Потомки охотников не только продолжали заниматься охотничьим промыслом и бороться за места, изобиловавшие дичью, но и применяли свои навыки ловцов и воинов против соседей — скотоводов и земледельцев. В записях, относящихся к правлению фараона Снофру, говорилось о большом походе египтян в Эфиопию, увенчавшемся уводом 7 тысяч пленных в рабство и захватом 200 тысяч голов скота, о пленении 1100 ливийцев и захвате их скота. Египетский царь I династии сообщал потомкам о том, что под его руководством были похищены у соседних народов, 400 тысяч голов крупного рогатого скота и 1422 тысячи голов мелкого рогатого скота. Такие походы продолжались на протяжении всей древней истории Египта. Уже в период Нового царства Аменхотеп II (XV век до н. э.) в результате одного похода доставил в страну 101 128 пленников. Он же привез из другого грабительского похода в Сирию и Палестину 45,5 тонн меди.
Правители других стран также оставили записи, в которых с гордостью сообщали потомкам о своих грабительских походах. Так, царь хеттов Мурсила II (около 1340 года до н. э.) писал: «Когда я всю страну Арцава победил, то я, Солнце (титул хеттского царя), добычей людьми в дом царя привел, — это было всего 66 тысяч людей добычи. То, что знать, войска, колесничие из Хаттусы привели в качестве добычи людьми, крупного и мелкого скота, нельзя было сосчитать״. Таким образом, грабеж других народов изначально считался у цивилизованных стран не только приемлемой нормой поведения, но и делом, достойным увековечивания в памяти потомков.
Отношение к своим соседям у цивилизованных народов ничуть не изменилось с тех пор, как они сражались за места охоты. Однако если в ходе таких войн у различных охотничьих племен были примерно равные возможности, то шансы на успех в нападении и обороне у цивилизованных держав были разными. Если в прошлом на сухопутных магистралях соперничали небольшие отряды в несколько десятков человек, то теперь крупные державы могли собрать многотысячные войска. Страны, не способные противопоставить крупной державе равновеликое воинство, не могли мечтать о нападении на нее и даже о защите от ее вторжения. Но почему же одни страны стали великими, а другие малыми?
Цивилизация породила не только неравенство внутри стран, ко и между ними. Став основными стержнями, вокруг которых формировались первые цивилизованные державы, реки или другие источники воды разделили трансконтинентальные магистрали на отдельные отрезки. Объединение земледельческих общин имело конечной целью установление единой власти в той или иной речной долине. Поэтому складывавшиеся там державы стремились обеспечить себе полный контроль над речной долиной или междуречьем. Египет беспрерывно вел войны против Эфиопии за полный контроль над долиной Нила. Не раз возникали войны между двумя частями Египта, и тогда одни египтяне относились к своим бывшим соотечественникам как к чужакам, грабя их и обращая их в пленников.

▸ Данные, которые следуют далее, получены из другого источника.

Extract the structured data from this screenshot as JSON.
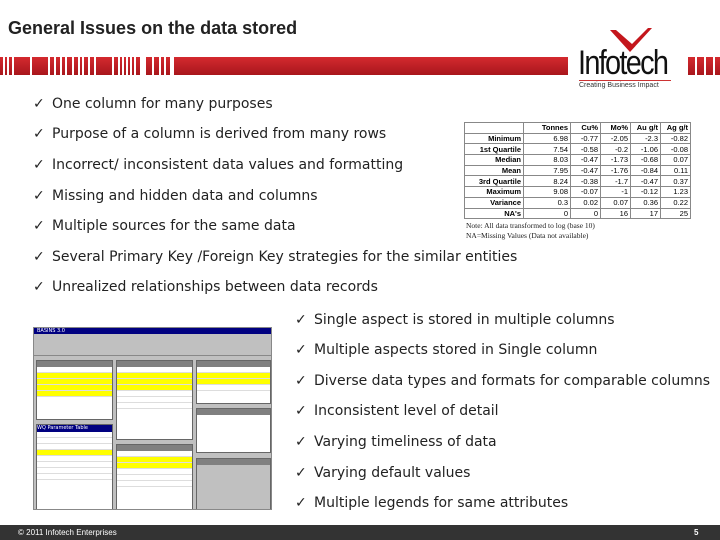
{
  "title": "General Issues on the data stored",
  "logo": {
    "name": "Infotech",
    "tagline": "Creating Business Impact"
  },
  "colors": {
    "accent": "#c4161c",
    "footer": "#333333"
  },
  "bullets_left": [
    "One column for many purposes",
    "Purpose of a column is derived from many rows",
    "Incorrect/ inconsistent data values and formatting",
    "Missing and hidden data and columns",
    "Multiple sources for the same data",
    "Several Primary Key /Foreign Key strategies for the similar entities",
    "Unrealized relationships between data records"
  ],
  "bullets_right": [
    "Single  aspect is stored in multiple columns",
    "Multiple aspects stored in Single column",
    "Diverse data types and formats for comparable columns",
    "Inconsistent level of detail",
    "Varying timeliness of data",
    "Varying default values",
    "Multiple legends for same attributes"
  ],
  "check": "✓",
  "table": {
    "headers": [
      "",
      "Tonnes",
      "Cu%",
      "Mo%",
      "Au g/t",
      "Ag g/t"
    ],
    "rows": [
      [
        "Minimum",
        "6.98",
        "-0.77",
        "-2.05",
        "-2.3",
        "-0.82"
      ],
      [
        "1st Quartile",
        "7.54",
        "-0.58",
        "-0.2",
        "-1.06",
        "-0.08"
      ],
      [
        "Median",
        "8.03",
        "-0.47",
        "-1.73",
        "-0.68",
        "0.07"
      ],
      [
        "Mean",
        "7.95",
        "-0.47",
        "-1.76",
        "-0.84",
        "0.11"
      ],
      [
        "3rd Quartile",
        "8.24",
        "-0.38",
        "-1.7",
        "-0.47",
        "0.37"
      ],
      [
        "Maximum",
        "9.08",
        "-0.07",
        "-1",
        "-0.12",
        "1.23"
      ],
      [
        "Variance",
        "0.3",
        "0.02",
        "0.07",
        "0.36",
        "0.22"
      ],
      [
        "NA's",
        "0",
        "0",
        "16",
        "17",
        "25"
      ]
    ],
    "note1": "Note: All data transformed to log (base 10)",
    "note2": "NA=Missing Values (Data not available)"
  },
  "screenshot": {
    "app_title": "BASINS 3.0",
    "param_table": "WQ Parameter Table"
  },
  "footer": {
    "copyright": "© 2011 Infotech Enterprises",
    "page": "5"
  }
}
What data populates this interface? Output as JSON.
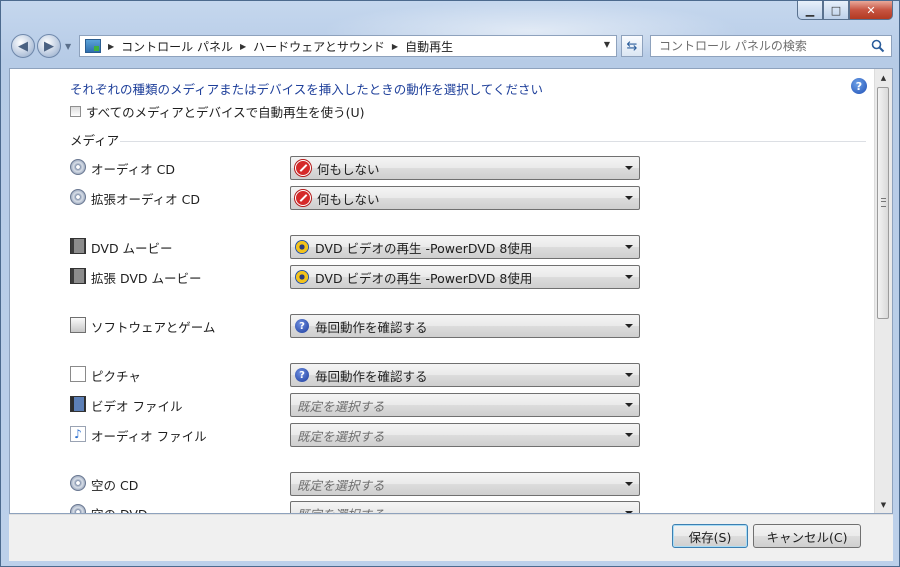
{
  "window": {
    "minimize_icon": "minimize-icon",
    "maximize_icon": "maximize-icon",
    "close_icon": "close-icon"
  },
  "navigation": {
    "back_icon": "back-arrow-icon",
    "forward_icon": "forward-arrow-icon",
    "breadcrumbs": [
      "コントロール パネル",
      "ハードウェアとサウンド",
      "自動再生"
    ],
    "refresh_icon": "refresh-icon",
    "search_placeholder": "コントロール パネルの検索",
    "search_icon": "search-icon"
  },
  "content": {
    "heading": "それぞれの種類のメディアまたはデバイスを挿入したときの動作を選択してください",
    "use_autoplay_label": "すべてのメディアとデバイスで自動再生を使う(U)",
    "use_autoplay_checked": false,
    "section_title": "メディア",
    "rows": [
      {
        "label": "オーディオ CD",
        "icon": "audio-cd-icon",
        "value": "何もしない",
        "value_icon": "do-nothing-icon",
        "placeholder": false
      },
      {
        "label": "拡張オーディオ CD",
        "icon": "enhanced-audio-cd-icon",
        "value": "何もしない",
        "value_icon": "do-nothing-icon",
        "placeholder": false
      },
      {
        "label": "DVD ムービー",
        "icon": "dvd-movie-icon",
        "value": "DVD ビデオの再生 -PowerDVD 8使用",
        "value_icon": "powerdvd-icon",
        "placeholder": false
      },
      {
        "label": "拡張 DVD ムービー",
        "icon": "enhanced-dvd-movie-icon",
        "value": "DVD ビデオの再生 -PowerDVD 8使用",
        "value_icon": "powerdvd-icon",
        "placeholder": false
      },
      {
        "label": "ソフトウェアとゲーム",
        "icon": "software-games-icon",
        "value": "毎回動作を確認する",
        "value_icon": "ask-every-time-icon",
        "placeholder": false
      },
      {
        "label": "ピクチャ",
        "icon": "pictures-icon",
        "value": "毎回動作を確認する",
        "value_icon": "ask-every-time-icon",
        "placeholder": false
      },
      {
        "label": "ビデオ ファイル",
        "icon": "video-files-icon",
        "value": "既定を選択する",
        "value_icon": "",
        "placeholder": true
      },
      {
        "label": "オーディオ ファイル",
        "icon": "audio-files-icon",
        "value": "既定を選択する",
        "value_icon": "",
        "placeholder": true
      },
      {
        "label": "空の CD",
        "icon": "blank-cd-icon",
        "value": "既定を選択する",
        "value_icon": "",
        "placeholder": true
      },
      {
        "label": "空の DVD",
        "icon": "blank-dvd-icon",
        "value": "既定を選択する",
        "value_icon": "",
        "placeholder": true
      }
    ]
  },
  "footer": {
    "save_label": "保存(S)",
    "cancel_label": "キャンセル(C)"
  }
}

Так, один из царей I династий. Верхнего Египта хвалился тем, что взял в плен 120 тысяч жителей Нижнего Египта. Первая половина III тысячелетия до н. э. в Месопотамии ознаменована войнами между различными шумерскими государствами за контроль над всей ирригационной системой Междуречья. Впоследствии Аккад, расположенный в северной части Междуречья, стремился подчинить Шумер, занимавший ее юг.
Установление власти над разными речными долинами предопределило их разные размеры. Державы, создававшиеся в долинах Нила, Тигра, Евфрата, Хуанхэ, Инда, не могли быть малыми. Напротив, государство, которое складывалось в долинах рек Керхе и Карун, не могло соперничать по своим размерам с вышеприведенными. Отрезки центральной магистрали, оказавшиеся между крупными реками, были заняты государствами, которые оказались обреченными играть роль малых стран в международном сообществе того времени.
Если желание первобытных племен завладеть выгодными местами охоты или ограбить соседей сдерживалось нередко сложными тотемными связями, то у цивилизованных народов таких сдерживающих причин не было. Безудержное стремление к грабежам, порабощению и захватам заставляло крупные и сильные державы выходить за пределы своих речных долин и покорять малые и слабые страны. Однако те, в свою очередь, стремились завладеть землями более слабых стран. Созданное в долине сравнительно небольшой реки Кызыл-Ирмак государство Хеттов расширило свои владения на большую часть Малой Азии и превратилось в грозного соперника Египта, Ассирии и других держав. Некоторые из малых стран даже использовали кризисы, поражавшие своих сильных соседей, для того чтобы овладеть их землями. Так, поступало не раз государство Элам в отношении своих соседей в Месопотамии. Как отмечал Л. Мечников, «иногда в течение жизни нескольких поколений эламиты успевали сохранить власть над побежденными» народами Междуречья.
Неравенство между странами объяснялось и различиями в их географическом положении относительно других в пределах цивилизованного пояса. Те страны, которые находились на оживленных перекрестках древних путей, оказывались в более выгодном положении, чем страны, возникшие вдали от центральных кварталов ноосферы.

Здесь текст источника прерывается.